А разве я - облегчу? Если приеду и ещё раз поругаемся - кому станет легче? Всё равно письмо уже пошло. И не откажусь я от него. И я не санитарная команда. Я - прячусь от ГБ. Не хочу мельтешить по Москве и хвосты сюда приводить.
Не поехал.
Через несколько дней после спада его гнева послал ему смягчительное письмо: "...Сейчас эпоха другая - не та, в которую Вы имели несчастье прожить большую часть Вашей литературной жизни, и навыки нужны другие. Мои навыки - каторжанские, лагерные. Без рисовки скажу, что русской литературе я принадлежу и обязан не больше, чем русской каторге, я воспитался там и это навсегда.
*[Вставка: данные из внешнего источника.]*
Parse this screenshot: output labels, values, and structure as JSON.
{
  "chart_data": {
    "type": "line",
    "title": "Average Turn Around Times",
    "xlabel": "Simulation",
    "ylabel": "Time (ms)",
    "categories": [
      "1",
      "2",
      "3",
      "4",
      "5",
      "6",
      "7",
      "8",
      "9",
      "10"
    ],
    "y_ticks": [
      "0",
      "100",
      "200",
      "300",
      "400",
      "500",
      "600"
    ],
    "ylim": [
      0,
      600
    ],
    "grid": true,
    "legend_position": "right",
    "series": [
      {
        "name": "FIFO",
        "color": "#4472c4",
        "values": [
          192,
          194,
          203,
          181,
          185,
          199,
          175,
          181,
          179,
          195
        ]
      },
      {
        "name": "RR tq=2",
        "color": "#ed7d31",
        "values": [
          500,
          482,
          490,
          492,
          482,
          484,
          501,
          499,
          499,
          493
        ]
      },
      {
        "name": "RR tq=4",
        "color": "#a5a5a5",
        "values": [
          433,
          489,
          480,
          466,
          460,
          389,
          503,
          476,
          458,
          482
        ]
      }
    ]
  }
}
И когда я решаю важный жизненный шаг, я прислушиваюсь прежде всего к голосам моих товарищей по каторге, иных уже умерших, от болезни или пули, и верно слышу, как они поступили бы на моём месте.
...Этим письмом я: 1) показал, что буду сопротивляться до последнего, что мои слова "жизнь отдам" - не шутка; что и на всякий последующий удар отвечу ударом, и может быть посильнее. Итак, если умны, то остерегутся, трогать ли меня дальше. В такой позиции я могу обороняться независимо от позиции "литературной общественности"; 2) использовал неповторимый однодневный момент: я уже свободен от устава и терминологии и ещё имею право к ним обратиться; а секретариат - очень удобный адресат; 3) всю жизнь свою я ощущаю как постепенный подъём с колен, постепенный переход от вынужденной немоты к свободному голосу. Так вот письмо Съезду, а теперь это письмо были такими моментами высокого наслаждения, освобождения души...".
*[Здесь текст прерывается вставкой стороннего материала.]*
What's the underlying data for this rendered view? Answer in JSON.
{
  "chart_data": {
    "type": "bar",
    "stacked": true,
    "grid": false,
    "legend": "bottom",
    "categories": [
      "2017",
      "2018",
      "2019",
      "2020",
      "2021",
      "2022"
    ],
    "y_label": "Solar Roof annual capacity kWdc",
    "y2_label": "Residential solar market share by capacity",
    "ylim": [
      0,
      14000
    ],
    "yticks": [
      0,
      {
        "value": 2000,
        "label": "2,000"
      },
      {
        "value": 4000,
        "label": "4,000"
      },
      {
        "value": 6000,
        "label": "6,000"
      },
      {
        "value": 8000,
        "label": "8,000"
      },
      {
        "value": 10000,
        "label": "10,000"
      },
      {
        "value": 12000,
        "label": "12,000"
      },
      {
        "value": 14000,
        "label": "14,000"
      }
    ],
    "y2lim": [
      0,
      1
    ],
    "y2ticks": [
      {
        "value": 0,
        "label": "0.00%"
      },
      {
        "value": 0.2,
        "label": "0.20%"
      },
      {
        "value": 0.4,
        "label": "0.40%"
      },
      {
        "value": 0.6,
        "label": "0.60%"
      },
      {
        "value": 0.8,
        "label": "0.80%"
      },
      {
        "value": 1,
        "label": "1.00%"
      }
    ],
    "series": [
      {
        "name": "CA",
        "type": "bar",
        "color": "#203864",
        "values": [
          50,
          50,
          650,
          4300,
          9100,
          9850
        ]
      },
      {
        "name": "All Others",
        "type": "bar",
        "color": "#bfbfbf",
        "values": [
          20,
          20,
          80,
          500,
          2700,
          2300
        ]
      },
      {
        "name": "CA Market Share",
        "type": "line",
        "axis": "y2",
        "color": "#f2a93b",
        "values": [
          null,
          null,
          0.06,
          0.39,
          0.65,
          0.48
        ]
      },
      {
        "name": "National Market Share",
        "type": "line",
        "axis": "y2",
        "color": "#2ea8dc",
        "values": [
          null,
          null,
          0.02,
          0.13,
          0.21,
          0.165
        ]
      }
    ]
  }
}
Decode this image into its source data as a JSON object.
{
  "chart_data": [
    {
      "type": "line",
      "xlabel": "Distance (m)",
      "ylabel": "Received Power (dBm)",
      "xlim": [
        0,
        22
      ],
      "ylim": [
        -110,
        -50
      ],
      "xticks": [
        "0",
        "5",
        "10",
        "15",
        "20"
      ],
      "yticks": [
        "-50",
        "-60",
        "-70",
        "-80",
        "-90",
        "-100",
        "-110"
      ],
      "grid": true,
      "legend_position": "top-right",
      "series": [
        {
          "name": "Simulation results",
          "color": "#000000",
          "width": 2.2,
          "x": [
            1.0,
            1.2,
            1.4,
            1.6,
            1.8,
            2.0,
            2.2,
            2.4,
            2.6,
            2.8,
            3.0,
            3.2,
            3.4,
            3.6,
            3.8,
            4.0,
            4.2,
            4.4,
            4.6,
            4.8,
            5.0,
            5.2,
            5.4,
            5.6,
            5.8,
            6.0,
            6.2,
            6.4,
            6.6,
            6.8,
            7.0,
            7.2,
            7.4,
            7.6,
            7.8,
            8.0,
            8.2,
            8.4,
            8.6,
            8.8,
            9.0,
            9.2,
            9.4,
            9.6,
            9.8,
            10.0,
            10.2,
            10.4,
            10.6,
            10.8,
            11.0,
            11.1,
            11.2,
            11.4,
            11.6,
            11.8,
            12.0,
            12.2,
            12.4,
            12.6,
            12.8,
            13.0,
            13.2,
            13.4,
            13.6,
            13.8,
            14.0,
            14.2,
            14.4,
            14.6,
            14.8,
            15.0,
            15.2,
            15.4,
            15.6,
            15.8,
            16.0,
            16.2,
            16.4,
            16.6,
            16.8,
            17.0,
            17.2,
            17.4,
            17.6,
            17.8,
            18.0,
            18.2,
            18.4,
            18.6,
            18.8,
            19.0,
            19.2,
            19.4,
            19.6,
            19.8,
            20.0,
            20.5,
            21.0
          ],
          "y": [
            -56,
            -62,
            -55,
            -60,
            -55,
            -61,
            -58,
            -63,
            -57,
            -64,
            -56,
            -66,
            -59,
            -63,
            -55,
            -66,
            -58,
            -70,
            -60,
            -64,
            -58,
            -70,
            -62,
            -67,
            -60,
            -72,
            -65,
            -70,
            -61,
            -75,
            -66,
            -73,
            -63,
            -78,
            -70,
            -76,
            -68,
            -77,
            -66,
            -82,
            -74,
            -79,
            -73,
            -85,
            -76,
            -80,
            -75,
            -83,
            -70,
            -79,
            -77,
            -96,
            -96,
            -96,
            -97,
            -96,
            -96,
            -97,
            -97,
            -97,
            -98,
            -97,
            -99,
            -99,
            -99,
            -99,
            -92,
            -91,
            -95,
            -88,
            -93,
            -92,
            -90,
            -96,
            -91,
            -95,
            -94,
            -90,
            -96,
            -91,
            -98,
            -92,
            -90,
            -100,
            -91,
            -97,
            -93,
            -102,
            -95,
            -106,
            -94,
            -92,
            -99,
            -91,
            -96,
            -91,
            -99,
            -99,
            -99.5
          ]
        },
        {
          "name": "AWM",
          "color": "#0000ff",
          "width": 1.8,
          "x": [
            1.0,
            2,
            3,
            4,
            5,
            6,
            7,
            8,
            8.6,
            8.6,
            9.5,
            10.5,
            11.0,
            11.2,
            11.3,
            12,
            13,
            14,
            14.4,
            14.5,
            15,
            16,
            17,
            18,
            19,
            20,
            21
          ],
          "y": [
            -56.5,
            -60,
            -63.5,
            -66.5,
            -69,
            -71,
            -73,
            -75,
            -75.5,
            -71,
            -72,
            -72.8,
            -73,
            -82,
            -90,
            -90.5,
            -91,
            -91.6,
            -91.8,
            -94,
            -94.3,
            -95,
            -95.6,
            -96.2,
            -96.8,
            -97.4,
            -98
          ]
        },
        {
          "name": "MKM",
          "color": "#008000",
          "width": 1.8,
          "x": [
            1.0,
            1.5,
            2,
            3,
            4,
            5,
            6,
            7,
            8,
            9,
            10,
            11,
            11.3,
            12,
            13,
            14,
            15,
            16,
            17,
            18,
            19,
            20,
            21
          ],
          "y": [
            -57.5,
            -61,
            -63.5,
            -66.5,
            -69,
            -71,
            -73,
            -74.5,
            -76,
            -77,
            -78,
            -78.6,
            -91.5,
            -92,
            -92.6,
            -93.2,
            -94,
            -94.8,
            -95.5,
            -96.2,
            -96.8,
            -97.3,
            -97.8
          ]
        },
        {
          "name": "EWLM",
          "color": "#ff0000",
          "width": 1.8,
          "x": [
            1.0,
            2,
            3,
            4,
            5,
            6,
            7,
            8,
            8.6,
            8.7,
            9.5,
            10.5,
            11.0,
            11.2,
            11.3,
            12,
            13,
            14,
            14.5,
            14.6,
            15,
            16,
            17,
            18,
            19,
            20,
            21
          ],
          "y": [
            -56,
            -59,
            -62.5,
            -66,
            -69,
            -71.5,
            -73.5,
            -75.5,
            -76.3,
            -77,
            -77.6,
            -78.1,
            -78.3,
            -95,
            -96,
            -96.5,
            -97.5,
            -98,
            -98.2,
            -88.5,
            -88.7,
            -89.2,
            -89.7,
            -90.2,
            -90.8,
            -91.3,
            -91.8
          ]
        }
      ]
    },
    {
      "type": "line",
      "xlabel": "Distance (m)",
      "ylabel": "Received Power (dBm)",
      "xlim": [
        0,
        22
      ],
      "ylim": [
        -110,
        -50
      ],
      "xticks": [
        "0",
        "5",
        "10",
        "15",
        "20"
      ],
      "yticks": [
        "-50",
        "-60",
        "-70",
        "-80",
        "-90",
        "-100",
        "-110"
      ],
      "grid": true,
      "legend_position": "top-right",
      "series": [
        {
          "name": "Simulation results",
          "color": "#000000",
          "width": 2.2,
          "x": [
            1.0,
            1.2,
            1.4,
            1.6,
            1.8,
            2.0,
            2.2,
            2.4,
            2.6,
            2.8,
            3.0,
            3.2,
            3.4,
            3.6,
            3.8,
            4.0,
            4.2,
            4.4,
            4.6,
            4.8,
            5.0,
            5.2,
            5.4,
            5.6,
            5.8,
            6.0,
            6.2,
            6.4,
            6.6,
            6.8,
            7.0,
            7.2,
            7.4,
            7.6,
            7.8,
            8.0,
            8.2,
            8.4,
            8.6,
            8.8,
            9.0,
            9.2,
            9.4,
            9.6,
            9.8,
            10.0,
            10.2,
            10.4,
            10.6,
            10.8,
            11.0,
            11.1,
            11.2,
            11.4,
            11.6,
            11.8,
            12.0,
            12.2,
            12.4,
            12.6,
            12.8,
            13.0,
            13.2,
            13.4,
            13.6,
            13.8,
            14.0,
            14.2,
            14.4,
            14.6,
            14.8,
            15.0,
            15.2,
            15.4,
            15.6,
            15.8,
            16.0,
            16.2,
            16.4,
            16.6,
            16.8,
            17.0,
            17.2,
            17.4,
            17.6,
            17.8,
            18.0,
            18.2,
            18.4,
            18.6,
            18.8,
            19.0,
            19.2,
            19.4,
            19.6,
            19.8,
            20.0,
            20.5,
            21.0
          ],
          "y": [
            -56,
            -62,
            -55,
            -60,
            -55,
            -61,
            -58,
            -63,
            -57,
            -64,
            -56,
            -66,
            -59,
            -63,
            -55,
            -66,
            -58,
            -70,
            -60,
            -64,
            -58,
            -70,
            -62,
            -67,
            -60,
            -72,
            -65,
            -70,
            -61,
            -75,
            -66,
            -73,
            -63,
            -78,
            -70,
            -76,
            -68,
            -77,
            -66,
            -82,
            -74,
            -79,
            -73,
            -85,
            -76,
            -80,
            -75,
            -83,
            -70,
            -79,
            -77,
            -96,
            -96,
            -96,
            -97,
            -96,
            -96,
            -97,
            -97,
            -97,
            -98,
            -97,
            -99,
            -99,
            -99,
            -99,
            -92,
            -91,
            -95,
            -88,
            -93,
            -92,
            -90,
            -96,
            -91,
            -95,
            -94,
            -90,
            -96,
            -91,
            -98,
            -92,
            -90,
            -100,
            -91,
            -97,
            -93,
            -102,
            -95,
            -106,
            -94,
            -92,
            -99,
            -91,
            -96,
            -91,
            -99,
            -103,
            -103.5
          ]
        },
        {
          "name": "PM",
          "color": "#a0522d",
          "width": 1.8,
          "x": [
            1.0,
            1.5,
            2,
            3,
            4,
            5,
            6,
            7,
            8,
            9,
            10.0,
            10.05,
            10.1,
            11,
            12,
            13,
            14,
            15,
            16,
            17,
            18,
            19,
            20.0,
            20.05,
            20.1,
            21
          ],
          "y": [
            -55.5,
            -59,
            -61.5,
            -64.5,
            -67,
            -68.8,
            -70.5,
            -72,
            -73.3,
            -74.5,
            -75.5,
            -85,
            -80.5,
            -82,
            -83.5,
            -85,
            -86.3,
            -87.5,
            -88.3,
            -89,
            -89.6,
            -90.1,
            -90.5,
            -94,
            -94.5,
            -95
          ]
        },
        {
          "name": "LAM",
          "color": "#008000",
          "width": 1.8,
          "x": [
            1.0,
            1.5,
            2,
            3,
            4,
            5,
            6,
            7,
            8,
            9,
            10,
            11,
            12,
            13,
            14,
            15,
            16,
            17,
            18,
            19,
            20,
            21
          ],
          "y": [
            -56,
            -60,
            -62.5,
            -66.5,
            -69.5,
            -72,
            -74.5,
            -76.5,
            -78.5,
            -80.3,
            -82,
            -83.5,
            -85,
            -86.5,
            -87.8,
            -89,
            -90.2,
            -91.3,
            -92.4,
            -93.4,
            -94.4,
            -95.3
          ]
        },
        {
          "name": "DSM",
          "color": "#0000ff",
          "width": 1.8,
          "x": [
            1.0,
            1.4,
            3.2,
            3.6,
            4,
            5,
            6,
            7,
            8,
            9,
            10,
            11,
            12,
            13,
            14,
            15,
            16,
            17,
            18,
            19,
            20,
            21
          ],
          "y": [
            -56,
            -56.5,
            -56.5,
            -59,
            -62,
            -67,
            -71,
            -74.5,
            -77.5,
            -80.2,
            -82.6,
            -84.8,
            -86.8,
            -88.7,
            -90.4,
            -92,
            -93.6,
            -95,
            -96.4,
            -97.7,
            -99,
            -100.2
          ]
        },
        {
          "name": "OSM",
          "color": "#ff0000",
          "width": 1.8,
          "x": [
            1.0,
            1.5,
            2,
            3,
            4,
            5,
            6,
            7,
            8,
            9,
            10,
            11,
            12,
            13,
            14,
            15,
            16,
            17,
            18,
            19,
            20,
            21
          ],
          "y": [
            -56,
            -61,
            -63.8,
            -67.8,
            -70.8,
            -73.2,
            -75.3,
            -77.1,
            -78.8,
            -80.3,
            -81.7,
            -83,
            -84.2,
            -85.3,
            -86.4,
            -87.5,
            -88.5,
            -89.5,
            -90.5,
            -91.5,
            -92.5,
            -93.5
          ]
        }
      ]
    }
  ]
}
А Твардовский и сам постепенно смягчался. Жёсткий мах качелей кинул его назад, отпускал же и снова вперёд. Говорил, вздыхая: "Да, он имел право так написать: ведь он в лагере был, когда мы сидели в редакциях". И... перечитывал "Ивана Денисовича". (Уже верный год он писал мемуары, и в них обо мне. А я - о нём. Такие вот прятки.)
Три месяца мы не встречались, тоже была детская игра. На редакцию приходила мне часть поздравительных писем ко дню рождения, потом к новому году. Он не велел их пересылать, и когда я попросил Люшу Чуковскую забрать у него те письма - не дал: "Не обязательно ко мне лично, но должен сам придти за письмами". Почему - сам? Да потому что помириться хотелось. О, трудно ему!.. (А я поздравлял его и редакцию так: писал под Москвой, везли в Рязань, а там - в почтовый ящик. Де, может, я всё-таки в Рязани, оттого не являюсь.)